Na entrevista que me concedeu, Rachel revela que não só apoiou o golpe como também conspirou ativamente a seu favor. Na verdade, ela conspirava por um golpe de direita desde o segundo governo de GetúlioVargas. Golpe que, segundo me disse, teria sido frustrado pelo suicídio em 24 de agosto de 1954. A carta-testamento, segundo ela, não era a carta de um suicida, daquelas que se deixa na mesa do lado da cama: “Foi uma carta de palanque. A gente sentia o aproveitamento político do suicídio”. Rachel também revela que conspirou na tentativa de golpe para impedir a posse de Juscelino em 1955. Ela fala da grande amizade que tinha com Café Filho, de encontros no Catete, onde seu grupo de amigos teria tentado influenciar Café no sentido de que ele aderisse à tentativa de impedir a posse de Juscelino. Mas Café não teria embarcado na conspiração.
“Me lembro tanto, de vez em quando, o Café chamava a gente para almoçar no Catete, ou para tomar café com ele, ficava naquela sala ali, e ele dizia: ‘vocês nunca me levarão a um golpe’. Nunca nós conseguimos uma palavra do Café. (…) Então, o Lacerda fazendo uma campanha terrível contra a posse do Juscelino. Mas o Café, pelo contrário. Era contra o PSD mineiro. Contra os getulistas todos. Aquilo que a gente tinha derrubado com tanto sacrifício…”

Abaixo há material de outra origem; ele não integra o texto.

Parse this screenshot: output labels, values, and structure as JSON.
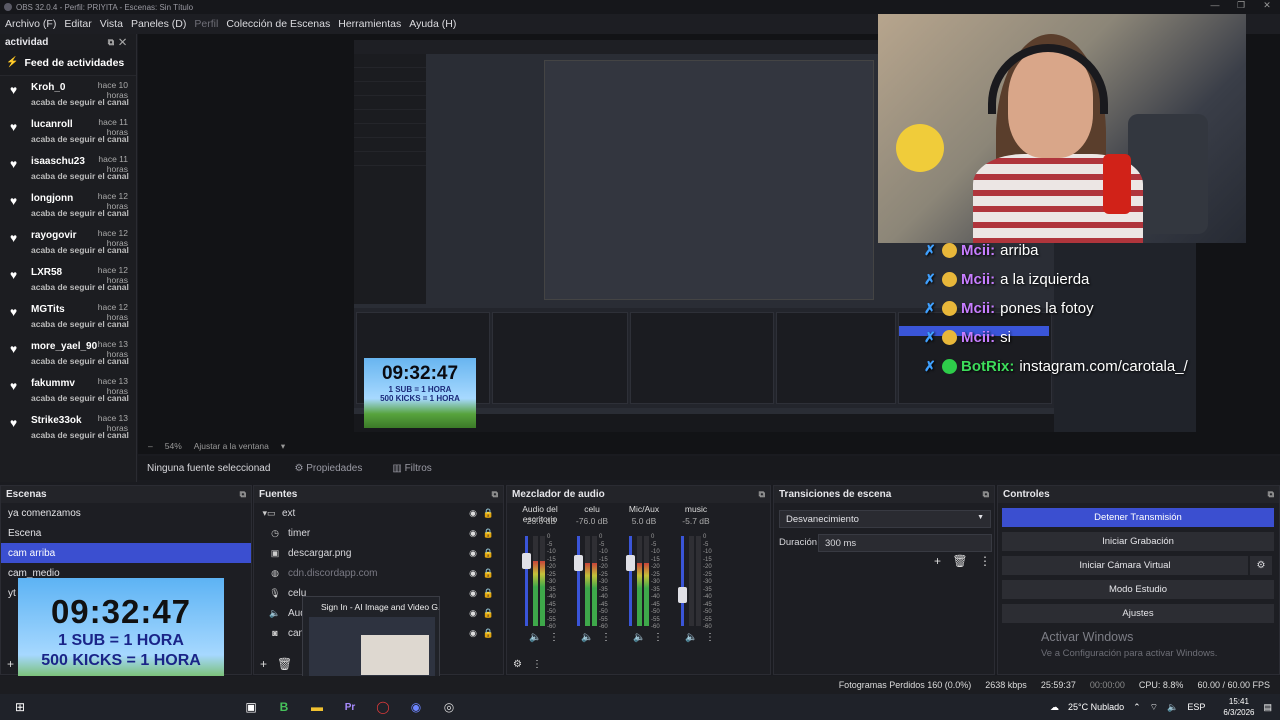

O ódio a Getúlio Vargas e a seus herdeiros, Jango, Juscelino e Brizola aparece tanto na entrevista ao Roda Vida, quanto na que me deu. Brizola, o único que então ainda estava vivo, transformara-se numa espécie de nêmesis da escritora que se recusa mesmo a pronunciar seu nome. Rachel começou sua atuação na vida política como uma militante trotskista que chegara a participar de enfrentamentos com a polícia nas ruas de Fortaleza em 1934. Tendo sempre antipatizado com os comunistas, ela diz que, em 1935, o PCB teria acusado os trotskistas de traição, atribuindo a eles o vazamento de informações sobre o planejado e frustrado golpe comunista de 1935. Parece que aquele ano de 1935 marca o afastamento da escritora tanto de uns como de outros.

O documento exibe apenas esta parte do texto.